Uitspraak
1.Procesverloop in cassatie
2.Beoordeling van het cassatiemiddel
3.Beslissing
2 juni 2020.
Hoge Raad
In deze zaak heeft de Hoge Raad op 2 juni 2020 uitspraak gedaan in een cassatieprocedure tegen een arrest van het gerechtshof Amsterdam van 1 maart 2019. De zaak betreft de verdachte, geboren in 1948, die werd beschuldigd van het witwassen van een geldbedrag van € 194.140, zoals omschreven in artikel 420bis.1.b van het Wetboek van Strafrecht.
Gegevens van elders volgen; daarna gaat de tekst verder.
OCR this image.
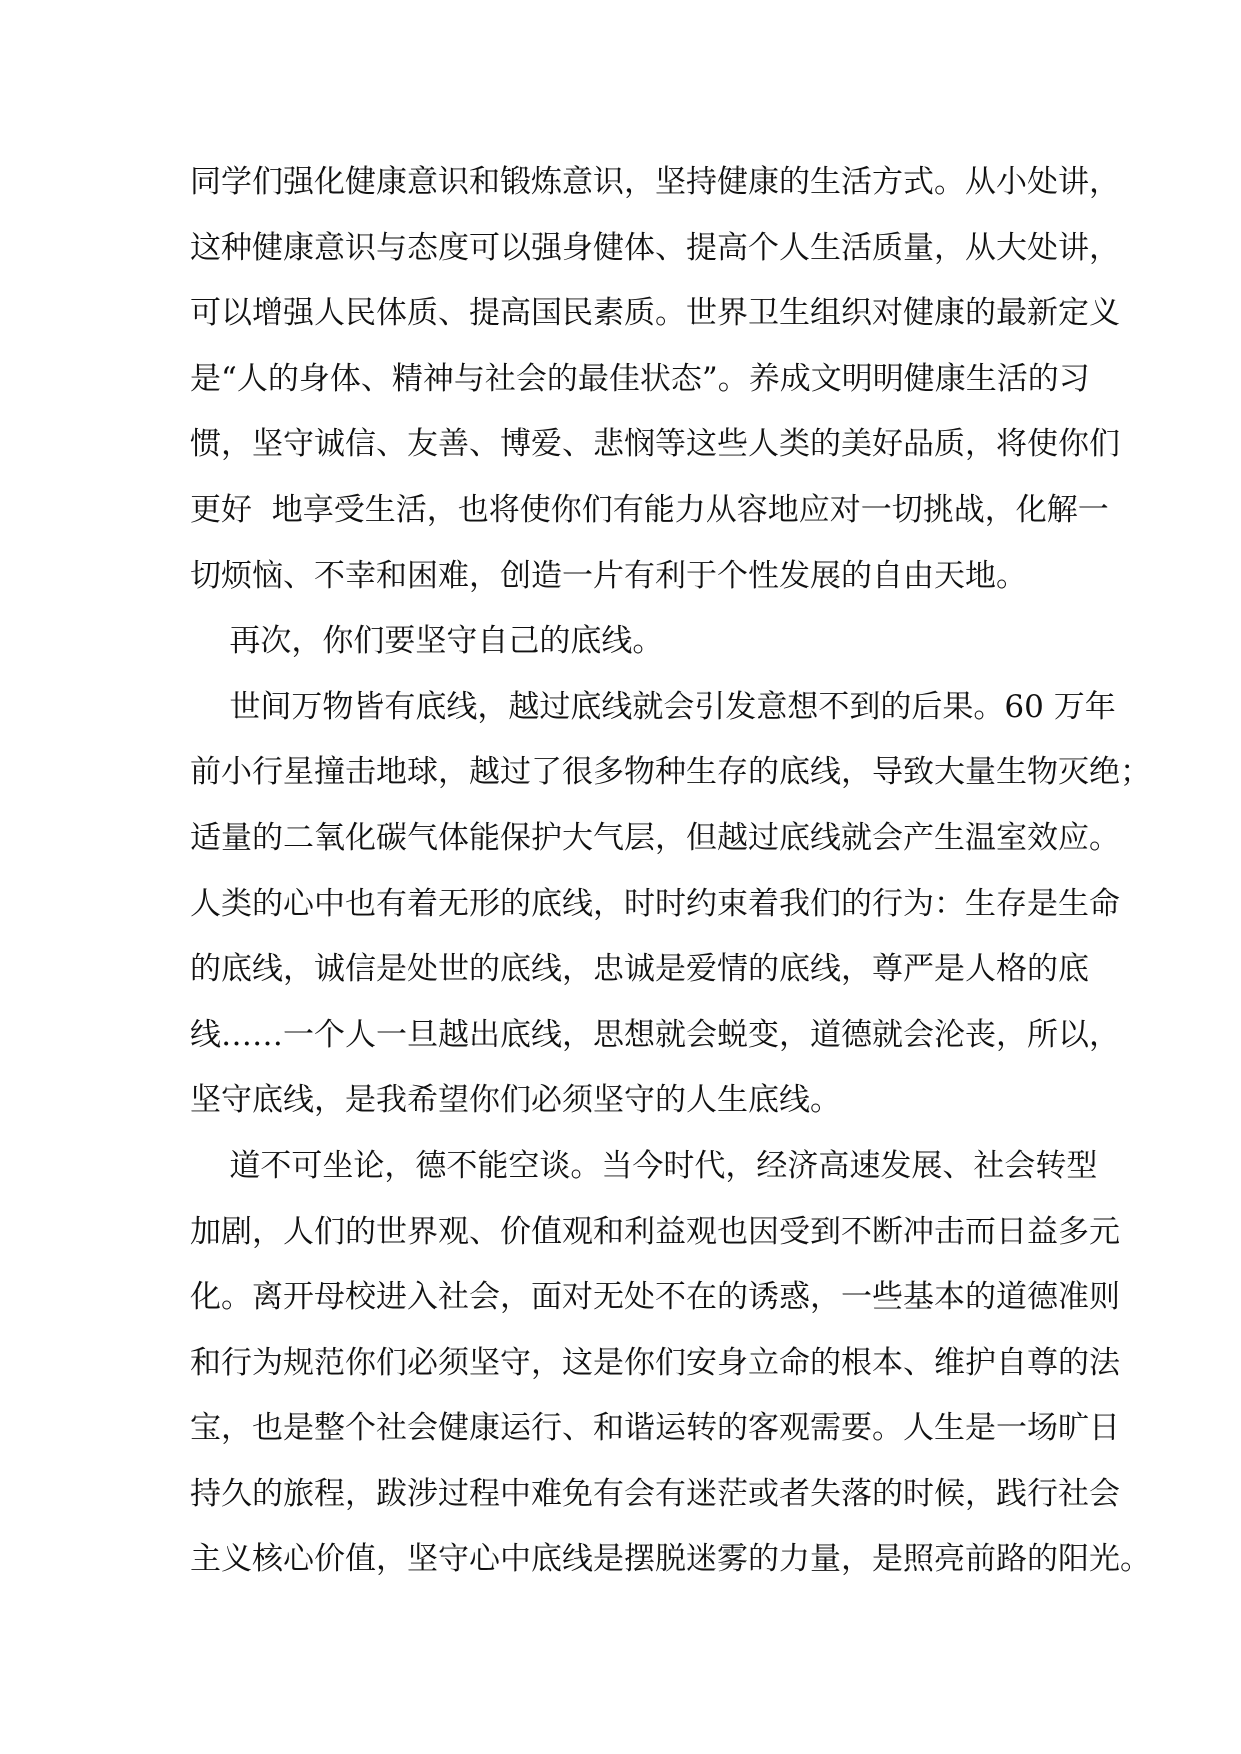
同学们强化健康意识和锻炼意识，坚持健康的生活方式。从小处讲，
这种健康意识与态度可以强身健体、提高个人生活质量，从大处讲，
可以增强人民体质、提高国民素质。世界卫生组织对健康的最新定义
是“人的身体、精神与社会的最佳状态”。养成文明明健康生活的习
惯，坚守诚信、友善、博爱、悲悯等这些人类的美好品质，将使你们
更好  地享受生活，也将使你们有能力从容地应对一切挑战，化解一
切烦恼、不幸和困难，创造一片有利于个性发展的自由天地。
再次，你们要坚守自己的底线。
世间万物皆有底线，越过底线就会引发意想不到的后果。60 万年
前小行星撞击地球，越过了很多物种生存的底线，导致大量生物灭绝；
适量的二氧化碳气体能保护大气层，但越过底线就会产生温室效应。
人类的心中也有着无形的底线，时时约束着我们的行为：生存是生命
的底线，诚信是处世的底线，忠诚是爱情的底线，尊严是人格的底
线……一个人一旦越出底线，思想就会蜕变，道德就会沦丧，所以，
坚守底线，是我希望你们必须坚守的人生底线。
道不可坐论，德不能空谈。当今时代，经济高速发展、社会转型
加剧，人们的世界观、价值观和利益观也因受到不断冲击而日益多元
化。离开母校进入社会，面对无处不在的诱惑，一些基本的道德准则
和行为规范你们必须坚守，这是你们安身立命的根本、维护自尊的法
宝，也是整个社会健康运行、和谐运转的客观需要。人生是一场旷日
持久的旅程，跋涉过程中难免有会有迷茫或者失落的时候，践行社会
主义核心价值，坚守心中底线是摆脱迷雾的力量，是照亮前路的阳光。
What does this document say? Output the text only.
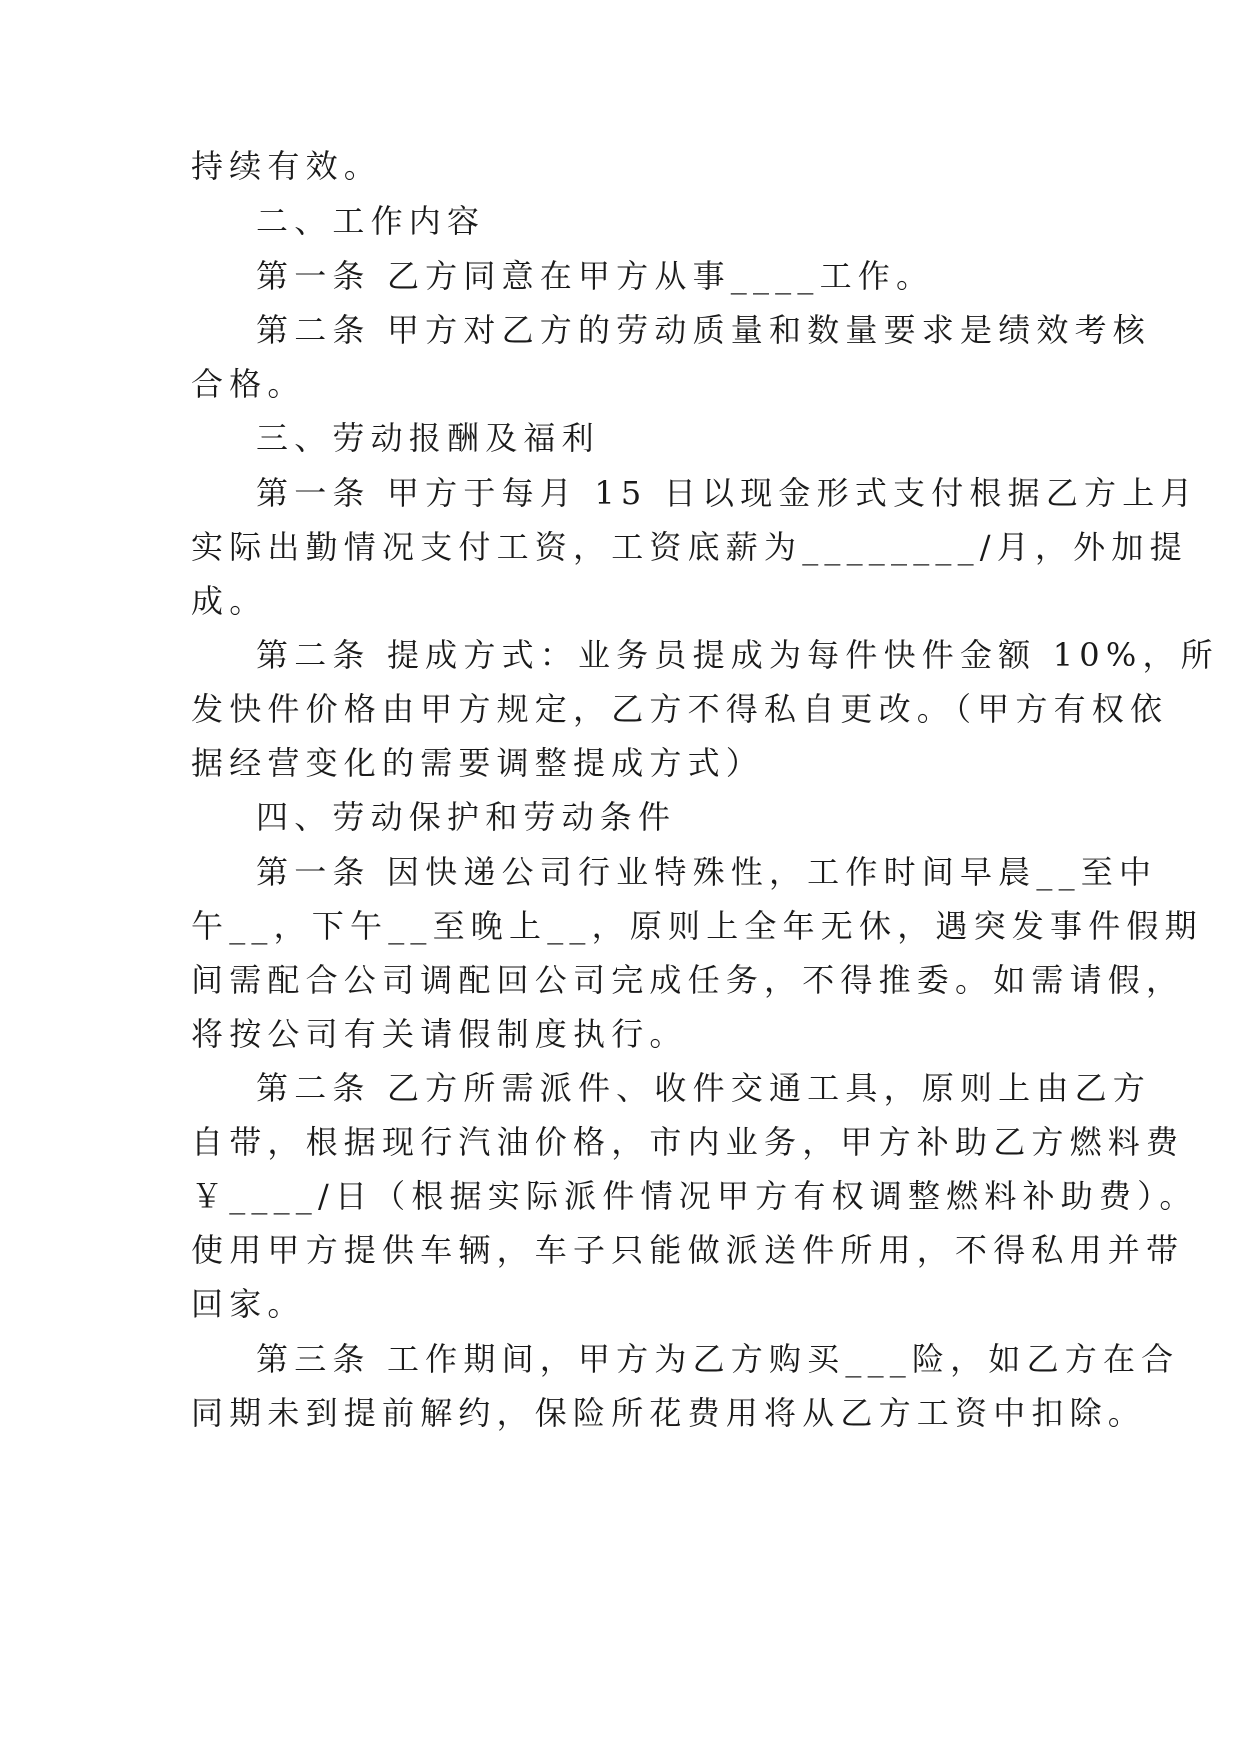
持续有效。
二、工作内容
第一条 乙方同意在甲方从事____工作。
第二条 甲方对乙方的劳动质量和数量要求是绩效考核
合格。
三、劳动报酬及福利
第一条 甲方于每月 15 日以现金形式支付根据乙方上月
实际出勤情况支付工资，工资底薪为________/月，外加提
成。
第二条 提成方式：业务员提成为每件快件金额 10%，所
发快件价格由甲方规定，乙方不得私自更改。（甲方有权依
据经营变化的需要调整提成方式）
四、劳动保护和劳动条件
第一条 因快递公司行业特殊性，工作时间早晨__至中
午__，下午__至晚上__，原则上全年无休，遇突发事件假期
间需配合公司调配回公司完成任务，不得推委。如需请假，
将按公司有关请假制度执行。
第二条 乙方所需派件、收件交通工具，原则上由乙方
自带，根据现行汽油价格，市内业务，甲方补助乙方燃料费
￥____/日（根据实际派件情况甲方有权调整燃料补助费）。
使用甲方提供车辆，车子只能做派送件所用，不得私用并带
回家。
第三条 工作期间，甲方为乙方购买___险，如乙方在合
同期未到提前解约，保险所花费用将从乙方工资中扣除。
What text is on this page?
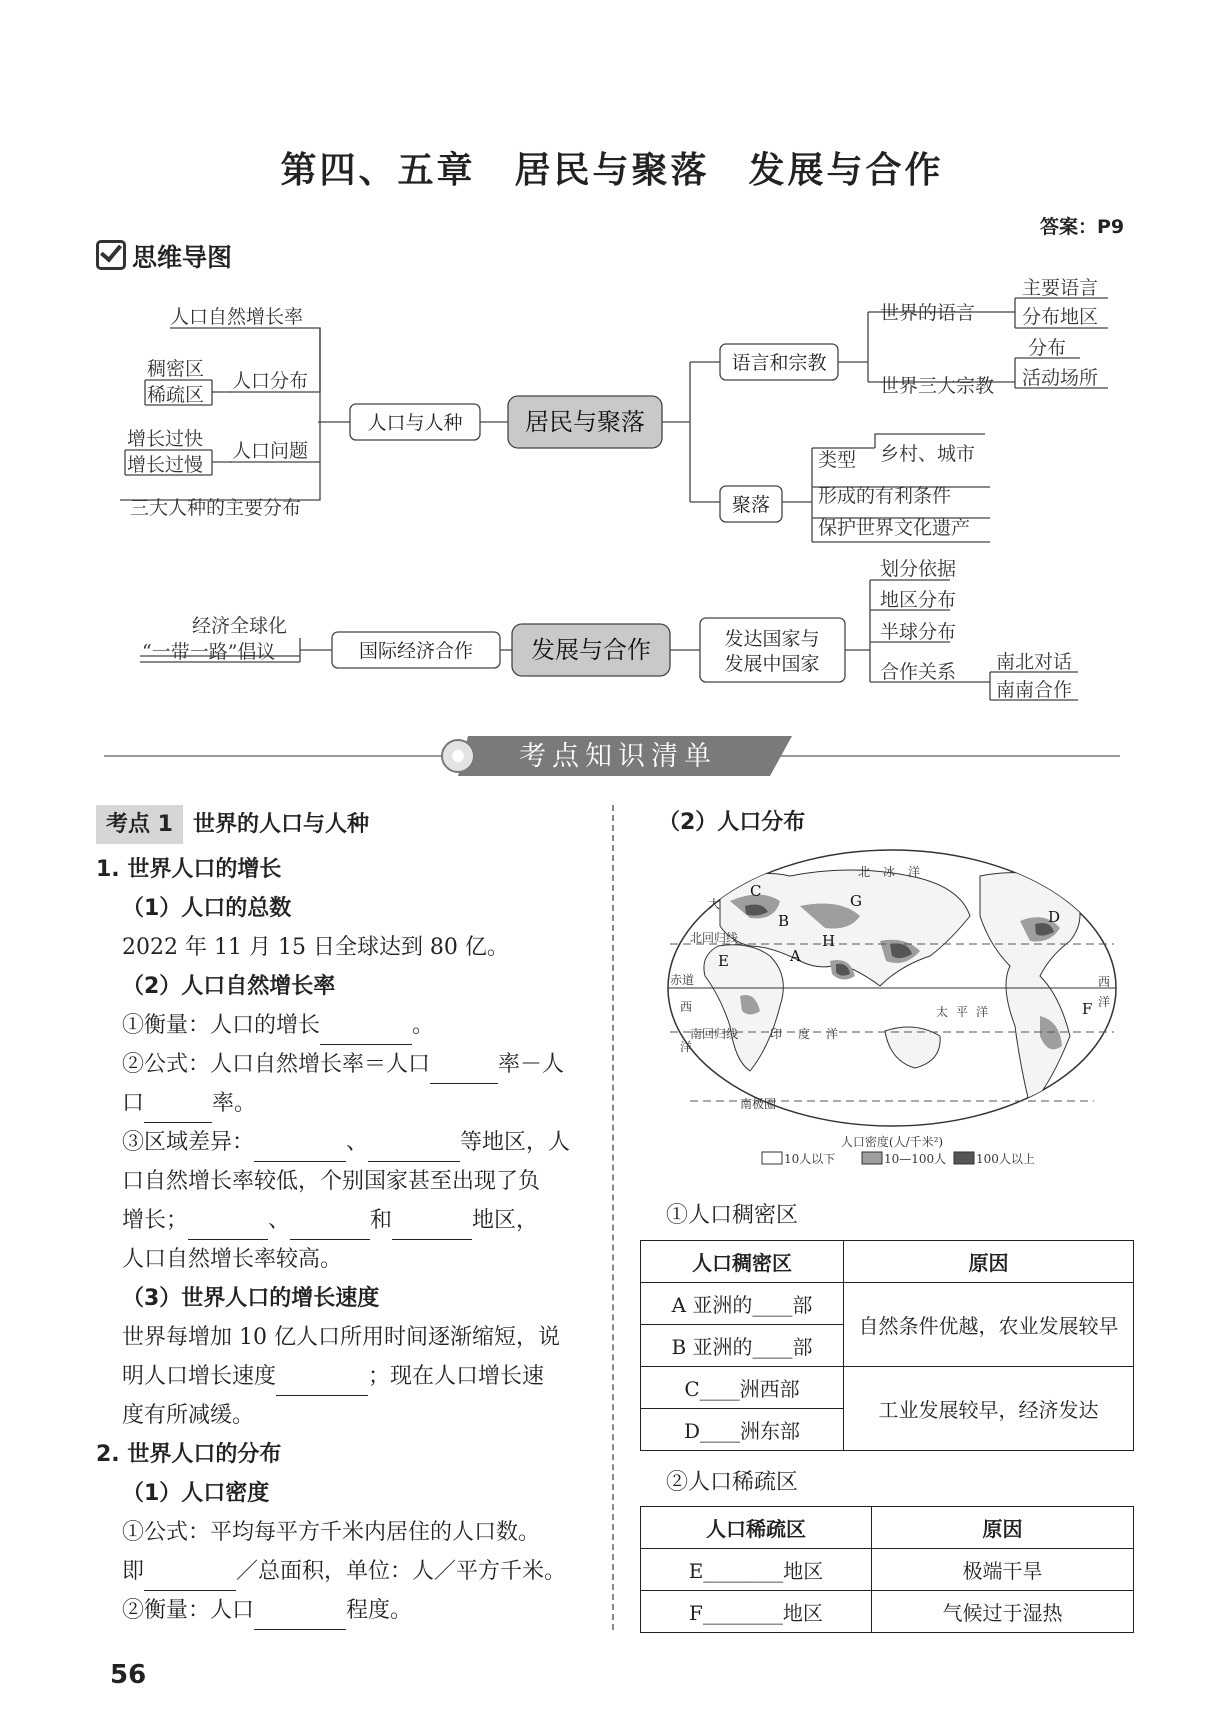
第四、五章　居民与聚落　发展与合作
答案：P9
思维导图
居民与聚落
发展与合作
人口与人种
语言和宗教
聚落
国际经济合作
发达国家与
发展中国家
人口自然增长率
人口分布
稠密区
稀疏区
人口问题
增长过快
增长过慢
三大人种的主要分布
世界的语言
主要语言
分布地区
世界三大宗教
分布
活动场所
类型 乡村、城市
形成的有利条件
保护世界文化遗产
经济全球化
“一带一路”倡议
划分依据
地区分布
半球分布
合作关系 南北对话
南南合作
考点知识清单

考点 1 世界的人口与人种

1. 世界人口的增长

（1）人口的总数

2022 年 11 月 15 日全球达到 80 亿。

（2）人口自然增长率

①衡量：人口的增长	。

②公式：人口自然增长率＝人口	率－人

口	率。

③区域差异：	、	等地区，人

口自然增长率较低，个别国家甚至出现了负

增长；	、	和	地区，

人口自然增长率较高。

（3）世界人口的增长速度

世界每增加 10 亿人口所用时间逐渐缩短，说

明人口增长速度	；现在人口增长速

度有所减缓。

2. 世界人口的分布

（1）人口密度

①公式：平均每平方千米内居住的人口数。

即	／总面积，单位：人／平方千米。

②衡量：人口	程度。

（2）人口分布
北 冰 洋
大
西
洋
太 平 洋
印 度 洋
西
洋
北回归线
赤道
南回归线
南极圈
A
B
C
D
E
F
G
H
人口密度(人/千米²)
10人以下	10—100人 100人以上
①人口稠密区
人口稠密区	原因
A 亚洲的____部	自然条件优越，农业发展较早
B 亚洲的____部	
C____洲西部	工业发展较早，经济发达
D____洲东部	
②人口稀疏区
人口稀疏区	原因
E________地区	极端干旱
F________地区	气候过于湿热
56
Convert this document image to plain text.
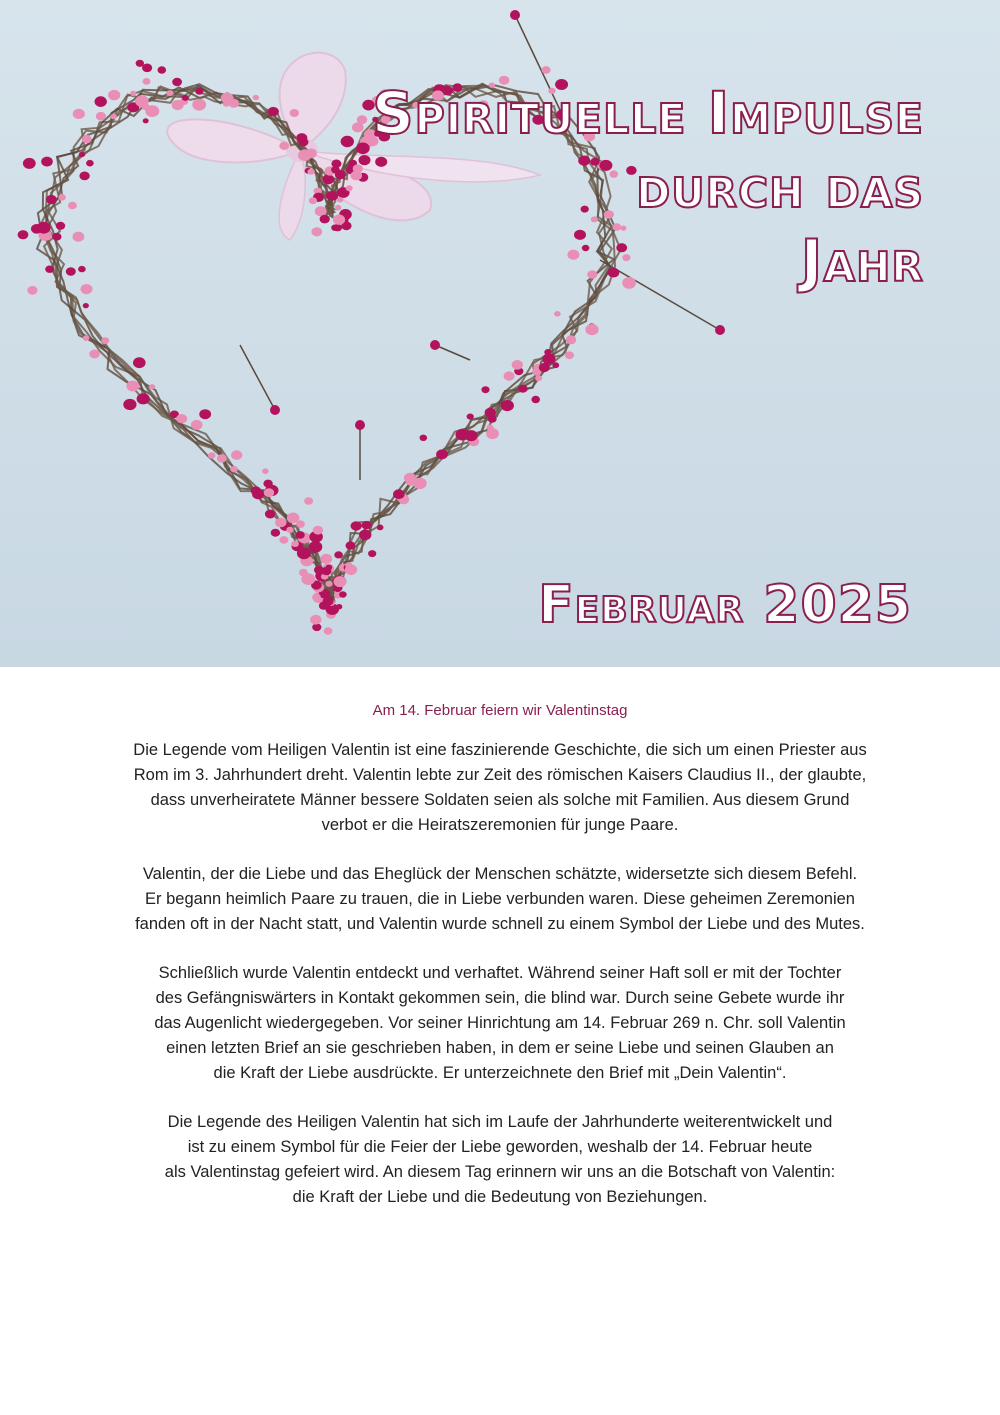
Spirituelle Impulse
durch das
Jahr
Februar 2025
Am 14. Februar feiern wir Valentinstag
Die Legende vom Heiligen Valentin ist eine faszinierende Geschichte, die sich um einen Priester aus
Rom im 3. Jahrhundert dreht. Valentin lebte zur Zeit des römischen Kaisers Claudius II., der glaubte,
dass unverheiratete Männer bessere Soldaten seien als solche mit Familien. Aus diesem Grund
verbot er die Heiratszeremonien für junge Paare.
Valentin, der die Liebe und das Eheglück der Menschen schätzte, widersetzte sich diesem Befehl.
Er begann heimlich Paare zu trauen, die in Liebe verbunden waren. Diese geheimen Zeremonien
fanden oft in der Nacht statt, und Valentin wurde schnell zu einem Symbol der Liebe und des Mutes.
Schließlich wurde Valentin entdeckt und verhaftet. Während seiner Haft soll er mit der Tochter
des Gefängniswärters in Kontakt gekommen sein, die blind war. Durch seine Gebete wurde ihr
das Augenlicht wiedergegeben. Vor seiner Hinrichtung am 14. Februar 269 n. Chr. soll Valentin
einen letzten Brief an sie geschrieben haben, in dem er seine Liebe und seinen Glauben an
die Kraft der Liebe ausdrückte. Er unterzeichnete den Brief mit „Dein Valentin“.
Die Legende des Heiligen Valentin hat sich im Laufe der Jahrhunderte weiterentwickelt und
ist zu einem Symbol für die Feier der Liebe geworden, weshalb der 14. Februar heute
als Valentinstag gefeiert wird. An diesem Tag erinnern wir uns an die Botschaft von Valentin:
die Kraft der Liebe und die Bedeutung von Beziehungen.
De verdachte was naar Nederland overgebracht op basis van de Wet wederzijdse erkenning en tenuitvoerlegging van vrijheidsbenemende straffen en voorwaardelijke sancties, om zijn in het Verenigd Koninkrijk opgelegde gevangenisstraf uit te zitten.
Het beroep in cassatie werd ingesteld door de verdachte, vertegenwoordigd door zijn advocaat R. van Leusden. Deze heeft een cassatiemiddel ingediend, dat aan het arrest is gehecht. De advocaat-generaal D.J.C. Aben heeft geconcludeerd tot verwerping van het beroep. De Hoge Raad heeft de klachten over de uitspraak van het hof beoordeeld en geconcludeerd dat deze klachten niet kunnen leiden tot vernietiging van de uitspraak van het gerechtshof. De Hoge Raad heeft geen verdere motivering gegeven, aangezien het niet nodig was om vragen te beantwoorden die van belang zijn voor de eenheid of ontwikkeling van het recht, zoals vermeld in artikel 81 lid 1 van de Wet op de rechterlijke organisatie.
Uiteindelijk heeft de Hoge Raad het beroep verworpen, waarmee de uitspraak van het gerechtshof in stand blijft. Dit arrest is uitgesproken ter openbare terechtzitting.